Objetivo:The main objective of this project is to analyze the QL and the DQL approaches when applied to a case study related to control system field. The secondary objectives are (i) to analyze the literature of RL and its variants, (ii) implement and test a QL approach; (iii) implement and test a DQL approach; (iv) test and results analysis of the implemented system in a control system application.
Metodologia:The control environment adopted was the OpenAI’s cart pole, where a pole is attached by an un-actuated joint to a cart, which moves along a frictionless track. The system is controlled by applying a force of +1 or -1 to the cart. The pendulum starts upright, and the goal is to prevent it from falling over. A reward of +1 is provided for every timestep that the pole remains upright. The episode ends when the pole is more than 15 degrees from vertical, or the cart moves more than 2.4 units from the center. QL and DQL approaches to control the cart pole system were implemented and validated in Python language (version 3.6).
Resultados:The results of cart pole control were promising. QL has shown faster training results that DQL. On the other hand, DQL took a great number of episodes to reach a suitable control state to control in closed-loop the cart pole system.
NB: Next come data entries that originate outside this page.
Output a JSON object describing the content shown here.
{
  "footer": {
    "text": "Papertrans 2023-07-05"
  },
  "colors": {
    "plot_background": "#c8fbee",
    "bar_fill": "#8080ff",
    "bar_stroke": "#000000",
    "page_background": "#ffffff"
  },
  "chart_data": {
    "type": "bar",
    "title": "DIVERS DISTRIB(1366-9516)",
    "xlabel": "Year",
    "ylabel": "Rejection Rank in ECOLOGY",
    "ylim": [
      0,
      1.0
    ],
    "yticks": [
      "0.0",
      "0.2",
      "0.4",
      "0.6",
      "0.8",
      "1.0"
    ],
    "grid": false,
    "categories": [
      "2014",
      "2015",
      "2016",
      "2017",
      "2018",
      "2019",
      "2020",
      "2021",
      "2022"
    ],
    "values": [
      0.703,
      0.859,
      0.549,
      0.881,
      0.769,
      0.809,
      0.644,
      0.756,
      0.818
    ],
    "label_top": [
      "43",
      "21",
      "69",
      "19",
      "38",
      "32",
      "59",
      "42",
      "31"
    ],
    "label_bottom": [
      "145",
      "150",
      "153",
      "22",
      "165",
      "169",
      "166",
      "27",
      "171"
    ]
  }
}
Conclusões:For the chosen cart pole case study, QL has a better result than the DQL in terms of control performance and training speed. In general, the DQL could be a viable approach to tests in more complex environments, which the number of possible states would make impracticable for a q-table.
Palavras-chave: Machine learning. Reinforcement learning. Q-learning. Deep reinforcement learning. Deep q-learning.